Log-gamma directed polymer with one free end via coordinate Bethe Ansatz

Pascal Grange

Published 2017-01-30Version 1

The discrete polymer model with random Boltzmann weights on sites with homogeneous inverse gamma distribution, introduced by Sepp\"al\"ainen, is studied in the case of a polymer with one fixed and one free end. The model with fixed end has been integrated by Thiery and Le Doussal, who used coordinate Bethe Ansatz techniques and proposed analytic-continuation prescriptions to represent the probability distribution of the free energy using the replica method, even though the moments of the partition sum do not exist at all orders due to the fat tail in the distribution of Boltzmann weights. To extend this approach to the polymer with one free end, we argue that the non-zero contribution to the partition sums in the thermodynamic limit is restricted to certain string states with a parity invariance in the space of rapidities.
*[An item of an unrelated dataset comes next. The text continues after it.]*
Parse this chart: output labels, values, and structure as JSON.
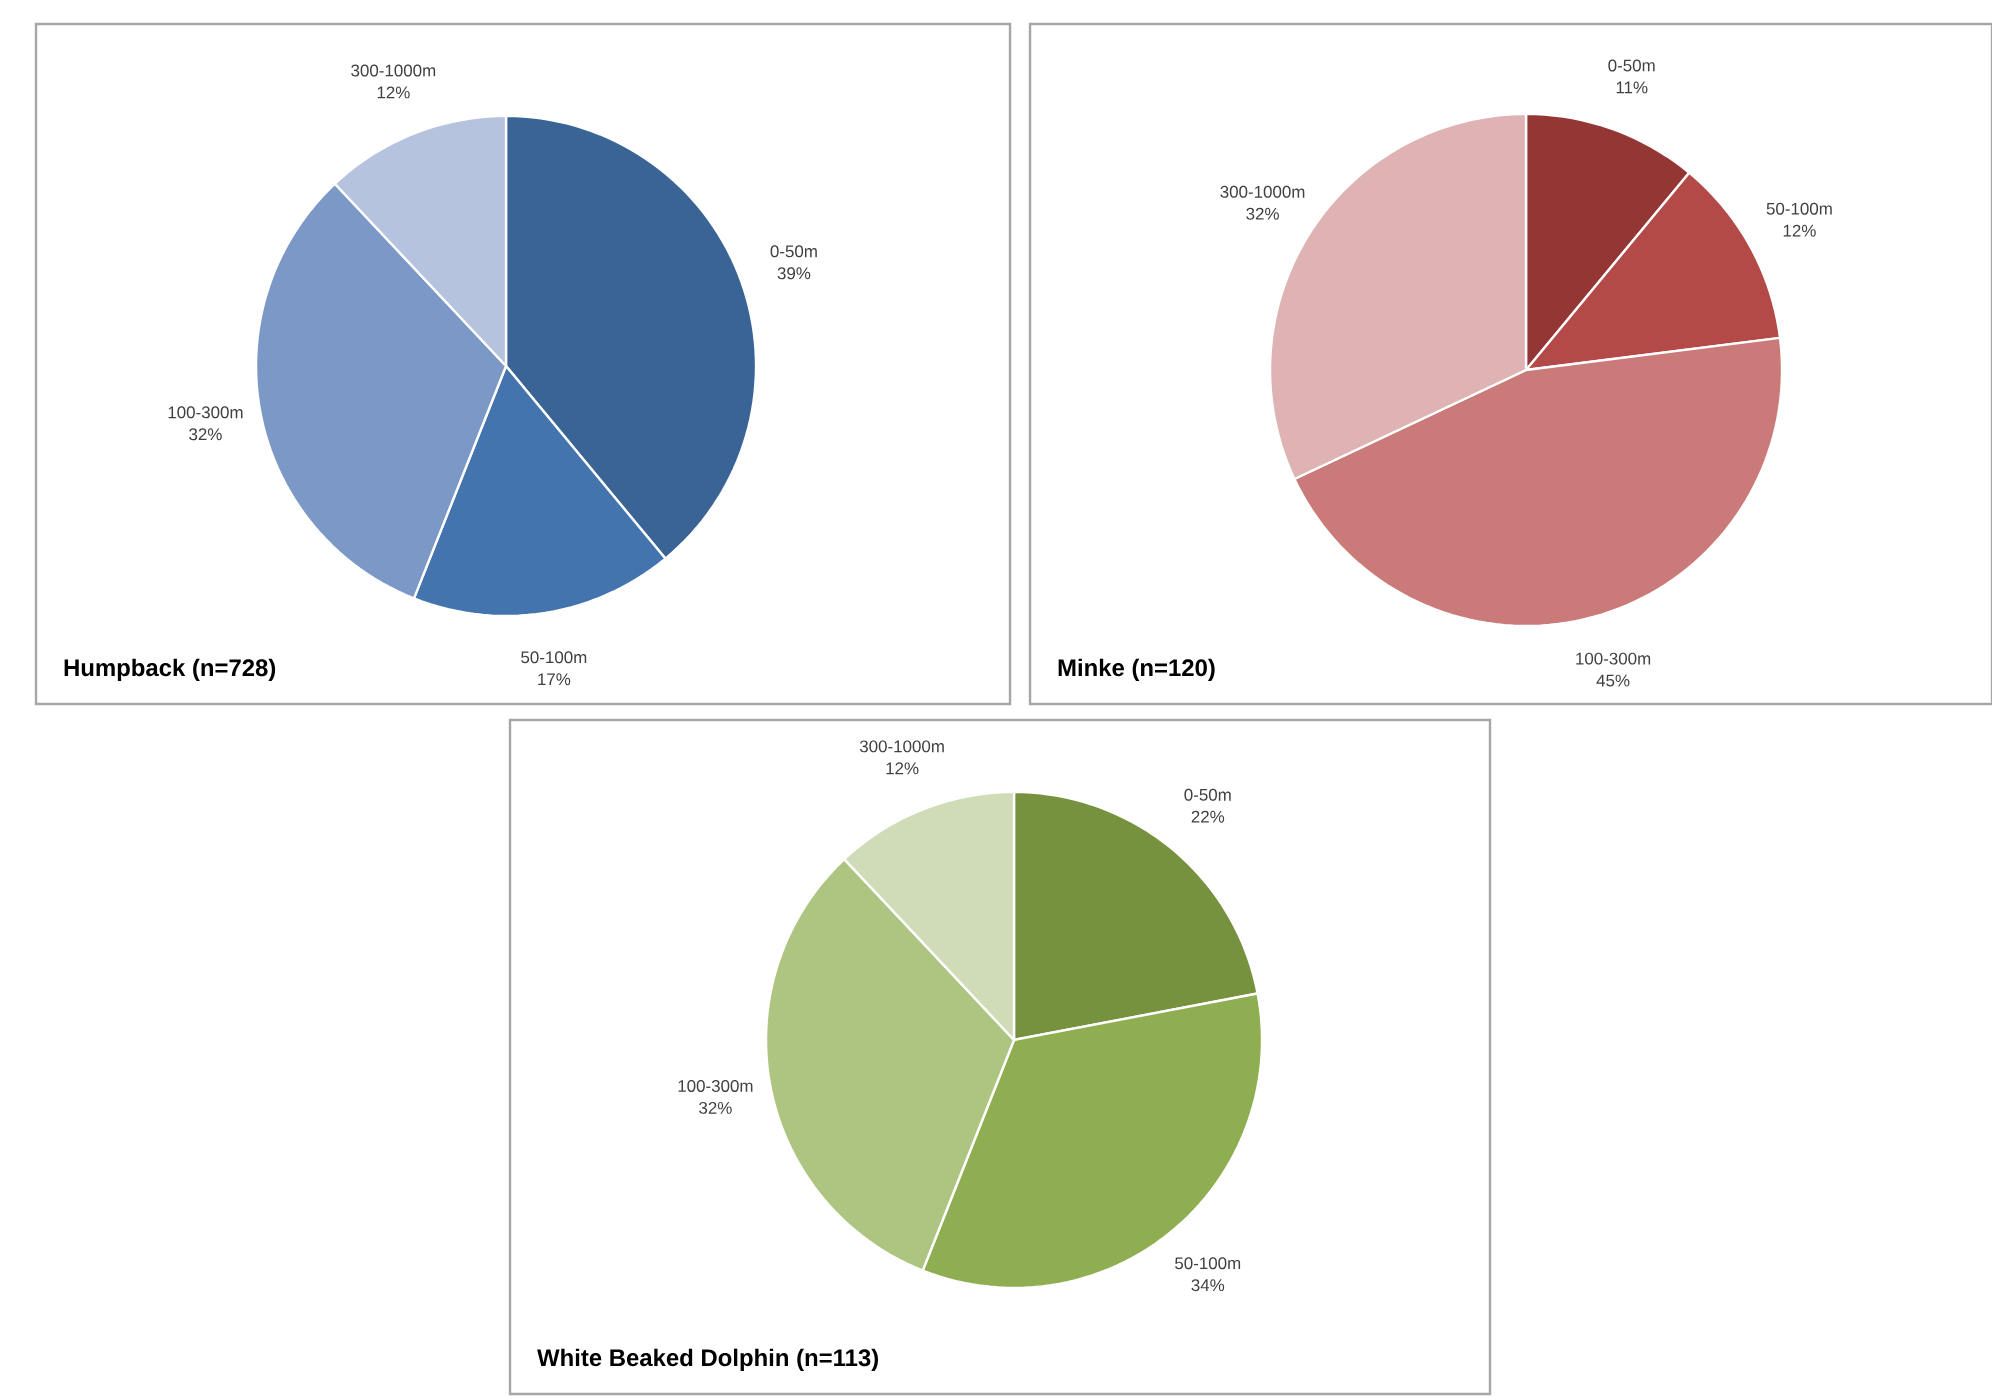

This situation is analogous to the case of the continuum polymer with one free end, related to the Kardar--Parisi--Zhang equation with flat boundary conditions and solved by Le Doussal and Calabrese. The expansion of the generating function in terms of numbers of strings can be transposed to the log-gamma polymer model, with the induced Fredholm determinant structure. We derive the large-time limit of the rescaled cumulative distribution function, and relate it to the Tracy--Widom distribution. The derivation is conjectural in the sense that it assumes completeness of a family of string states, and expressions of their norms, already useful in the fixed-end problem, and extends heuristically the order of moments of the partition sum to the complex plane.